Dans le règne sans fin de Pépère premier, nous sommes tombés de Charybde en Scylla. Avec application, François Hollande aura mis un point d’honneur à passer, en toute circonstance pour le plus parfait des abrutis. La décision qu’il vient de rendre dans l’affaire Jacqueline Sauvage, alors que le monde se remettait à peine de la mort de Georges Michael, en est la plus parfaite démonstration. Pour comprendre la portée de cette « grâce totale » présidentielle, il convient de s’arrêter sur quelques principes qui sont, hélas, absents des séances de propagandes dispensées par l’Éducation nationale sous le terme galvaudé « d’éducation civique ». Dans un État de droit, le monopole de la violence légitime appartient précisément à l’État, à lui, et à personne d’autre. Toutes les questions soulevées par la classe bêlante, à l’occasion des procès de Madame Sauvage tournent autour de cette notion fondamentale. Sous prétexte qu’elle subissait depuis des dizaines d’années, la violence de son mari, Jacqueline Sauvage avait elle le droit de le tuer ? François Hollande vient de répondre oui
et cette réponse soulève bien des questions.
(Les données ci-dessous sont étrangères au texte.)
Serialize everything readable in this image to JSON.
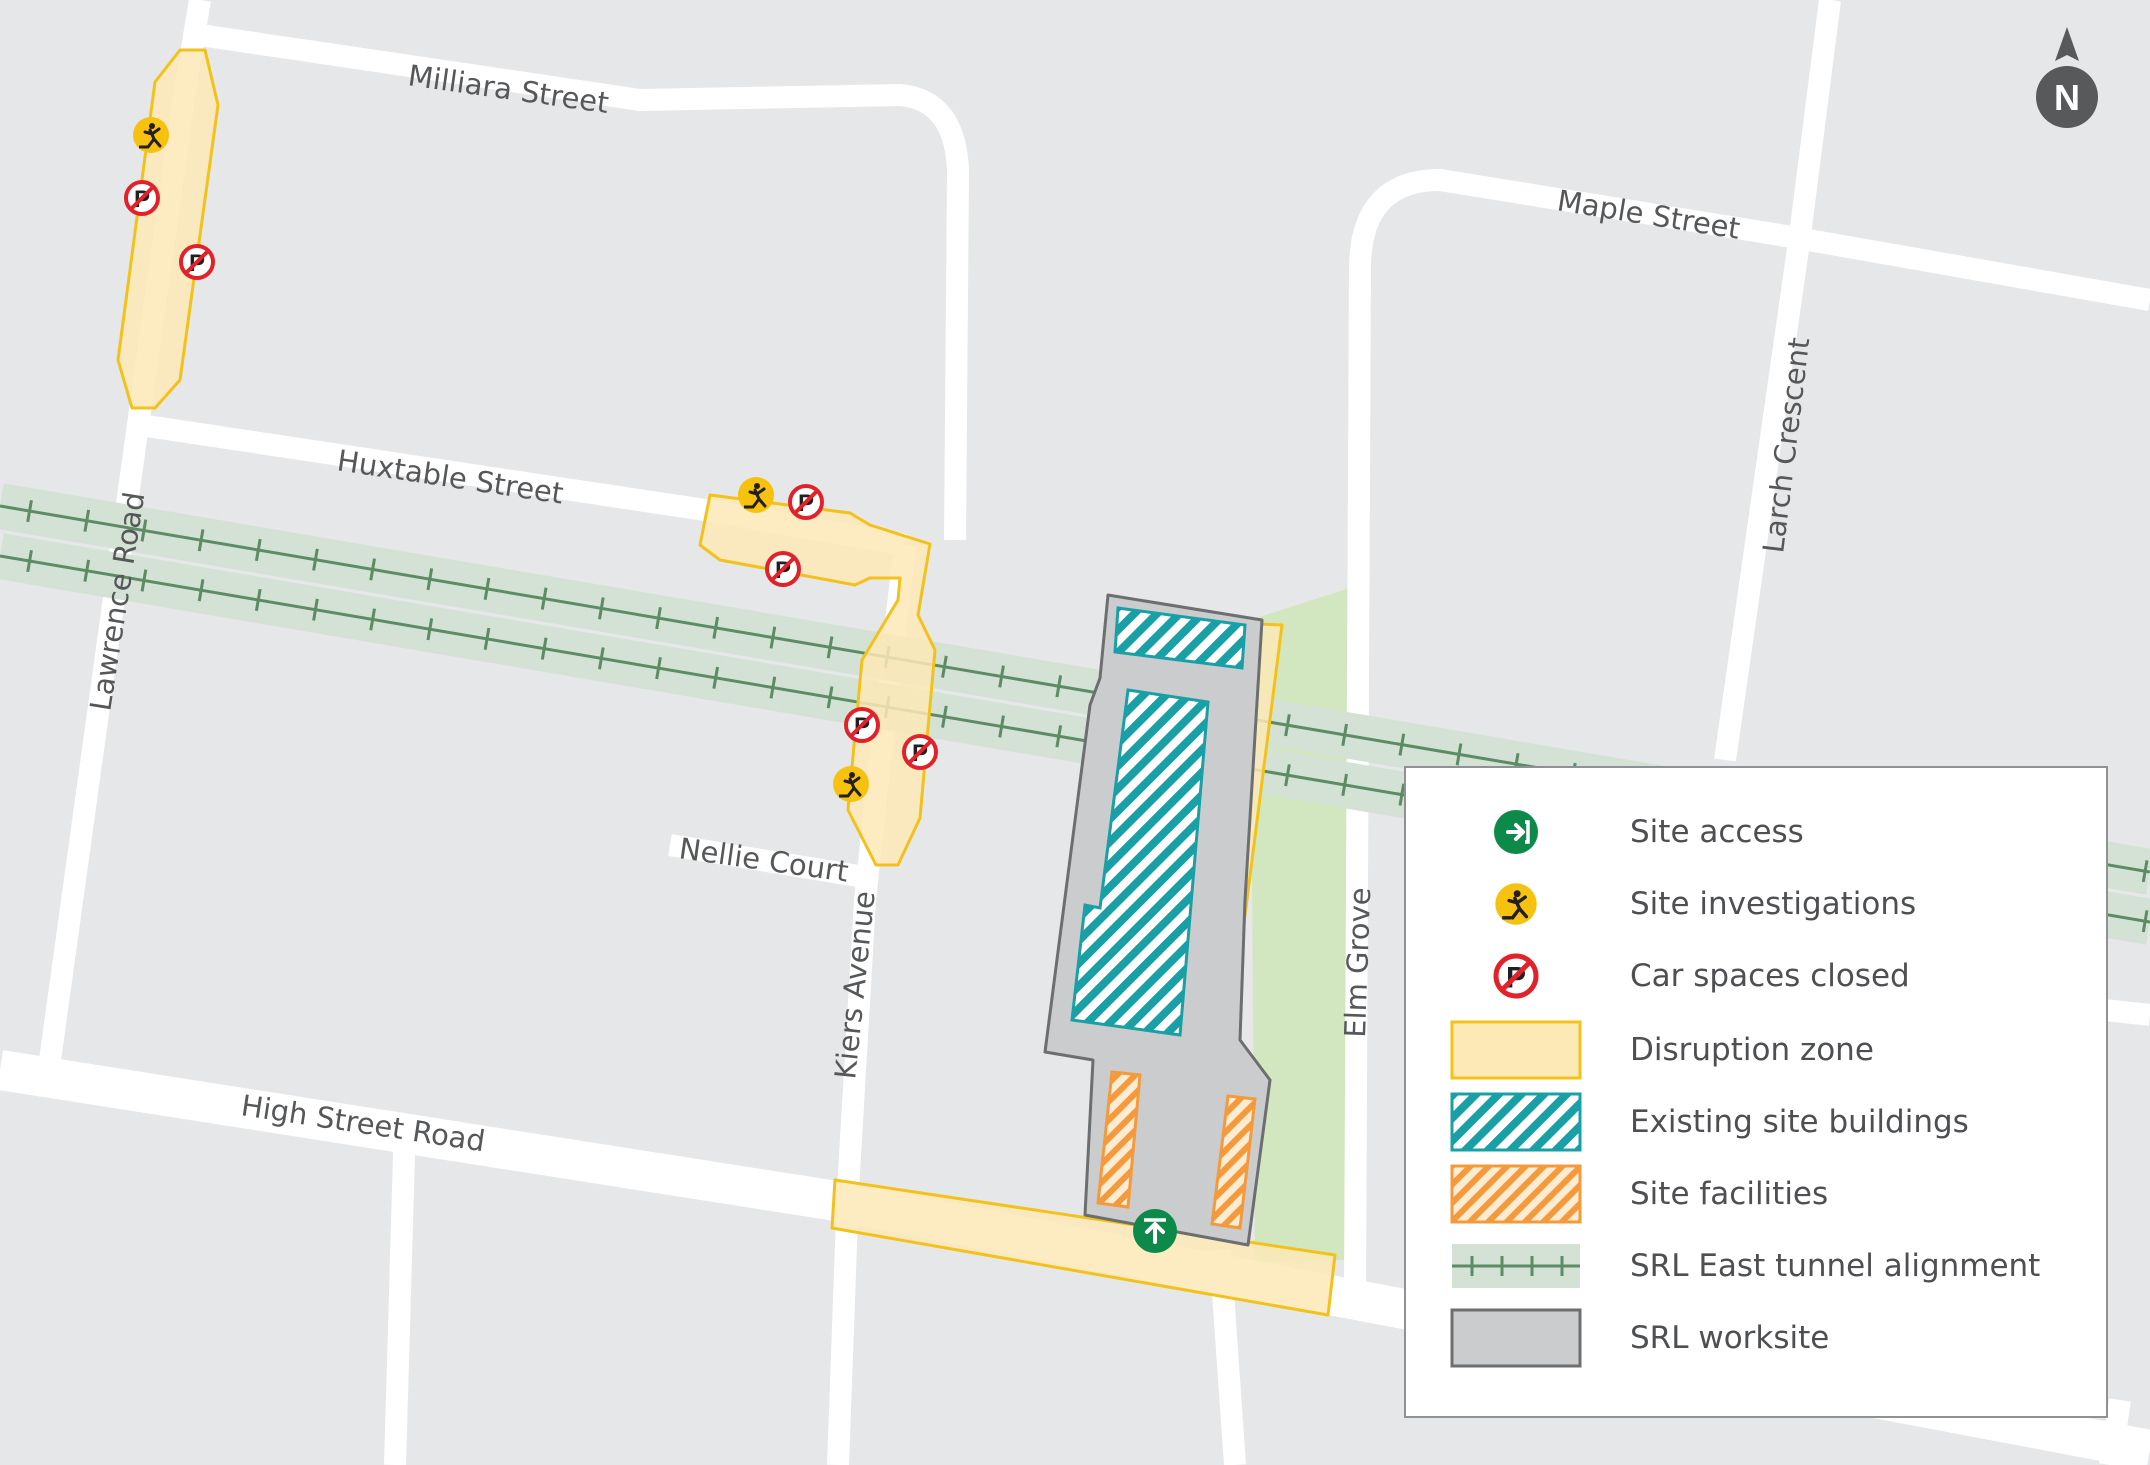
{
  "map": {
    "streets": [
      {
        "key": "milliara",
        "name": "Milliara Street"
      },
      {
        "key": "huxtable",
        "name": "Huxtable Street"
      },
      {
        "key": "lawrence",
        "name": "Lawrence Road"
      },
      {
        "key": "nellie",
        "name": "Nellie Court"
      },
      {
        "key": "kiers",
        "name": "Kiers Avenue"
      },
      {
        "key": "highstreet",
        "name": "High Street Road"
      },
      {
        "key": "maple",
        "name": "Maple Street"
      },
      {
        "key": "larch",
        "name": "Larch Crescent"
      },
      {
        "key": "elm",
        "name": "Elm Grove"
      }
    ],
    "north_label": "N"
  },
  "legend": {
    "items": [
      {
        "label": "Site access",
        "icon": "site-access-icon"
      },
      {
        "label": "Site investigations",
        "icon": "site-investigations-icon"
      },
      {
        "label": "Car spaces closed",
        "icon": "no-parking-icon"
      },
      {
        "label": "Disruption zone",
        "icon": "disruption-zone-swatch"
      },
      {
        "label": "Existing site buildings",
        "icon": "existing-buildings-swatch"
      },
      {
        "label": "Site facilities",
        "icon": "site-facilities-swatch"
      },
      {
        "label": "SRL East tunnel alignment",
        "icon": "tunnel-alignment-swatch"
      },
      {
        "label": "SRL worksite",
        "icon": "worksite-swatch"
      }
    ]
  },
  "colors": {
    "background": "#e6e7e8",
    "road": "#ffffff",
    "disruption_fill": "#fde9b6",
    "disruption_stroke": "#f2c21b",
    "buildings": "#19a0a6",
    "facilities": "#f59a3c",
    "tunnel": "#5c8c63",
    "tunnel_band": "#d3e2d4",
    "worksite": "#cbcccd",
    "worksite_stroke": "#6d6e70",
    "access_green": "#0d8a4a",
    "investigation_yellow": "#f6c10f",
    "no_parking_red": "#e2222b",
    "green_space": "#d2e6bf"
  }
}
Un meurtre reste un meurtre
Résumons les faits. Lassée de subir les violences de son époux, un beau jour Jacqueline Sauvage se saisit de l’arme de chasse de ce dernier et lui tire trois balles dans le dos. Ce faisant, la « brave dame » se rend coupable de meurtre avec préméditation. En d’autres termes, plutôt que de saisir les autorités, elle a préféré se saisir d’une arme pour se faire justice elle-même et c’est LA raison pour laquelle la Justice l’a condamnée et maintenue en détention, en dépit des cris d’orfraie de tout ce que le monde politico-médiatique compte de consciences galactiques. En l’absolvant, François Hollande vient de mettre à bas le monopole d’État de la violence légitime, rien de moins.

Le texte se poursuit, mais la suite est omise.